At Montessori Mastery, the Odessa native teaches ninth through 12th graders and students learn a combination of subjects all at once at their ability level.

That way the students can participate in group activities, communicate about the things they’re learning and do projects based on what they’re most interested in about a certain subject, Johnson said.

Next year, she’ll be teaching U.S. government and economics.

“I’m really going to make it more U.S. government and worldwide politics — the bigger systems of government — because the New York program is about three plays, the Merry Wives of Windsor, King Lear and Macbeth. The theme that they’re teaching is national identity and politics. What I’m excited about is this gives me the opportunity to integrate Shakespeare into our study of government because all of these are about governmental issues,” Johnson said.

Johnson said she fell into teaching at Montessori Mastery School of Odessa through directors Randy and Gloria McGuire. The school needed a substitute high school teacher because their initial high school teacher left mid-year.
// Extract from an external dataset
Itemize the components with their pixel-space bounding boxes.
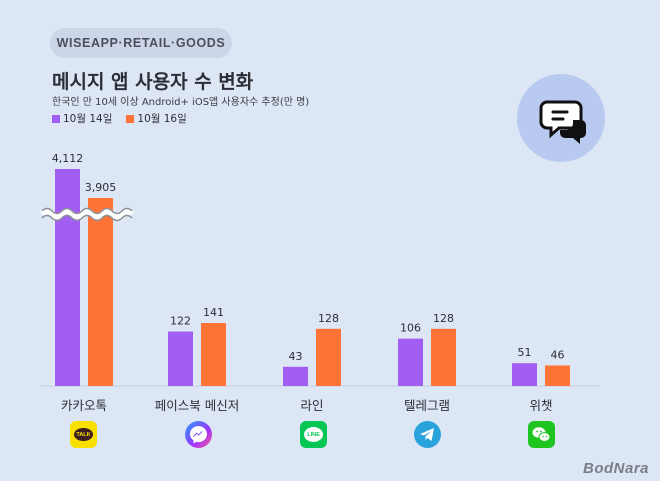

“I came in as an emergency substitute three and a half years ago, and within a few weeks, it was apparent this was going to be a good fit because I started making my own curriculum and projects and was innovating and doing all these things,” Johnson said.

“They said they’d be happy to train me in Montessori ways if I wanted to continue on as a full time and just get my credentials as I worked. I have a master’s degree in art history that was the credential that allowed me to jump in and start teaching here. I’m also getting my teaching certification through UTPB, so that we have that extra certification. We’re an accredited high school now,” Johnson said.

In May 2017, the school received accreditation from AdvancED, a nonprofit, non-partisan organization that conducts rigorous, on-site external reviews of prekindergarten through 12th grade schools and school systems to ensure that all learners realize their full potential, their website said.

McGuire said Johnson has an “absolute passion” to teach and has found her calling.

Johnson earned a bachelor’s degree in painting from the University of Dallas in Irving. She said the university is a core curriculum school that is “very heavy in the classics.”

“Everyone has to take really intensive humanities courses before they start their major,” she added.

She took a master’s in art history from Texas Christian University.

She is getting her teaching certification in English for grades seven through 12.

The program in New York will be taught by professional Shakespeare educators, actors and directors. The homework will include reading critical essays by many of the people who will teach a course the next day, so it will be like being in graduate school again, Johnson said.

After taking the seminars, Johnson said she hopes to apply for a grant from local arts organizations and the following summer offer a free workshop to teenagers on one of the plays she learns about so she can share her knowledge with students outside of Montessori Mastery.

Many of her students enjoy Johnson’s teaching methods and are looking forward to what she brings back from the workshops. They say she can take boring subjects and make them engaging.

Bronson Sanders, a 15-year-old freshman, came from Permian High School to attend Montessori Mastery.

“She makes things fun. She doesn’t just give you a packet,” 15-year-old freshman Bronson Sanders said.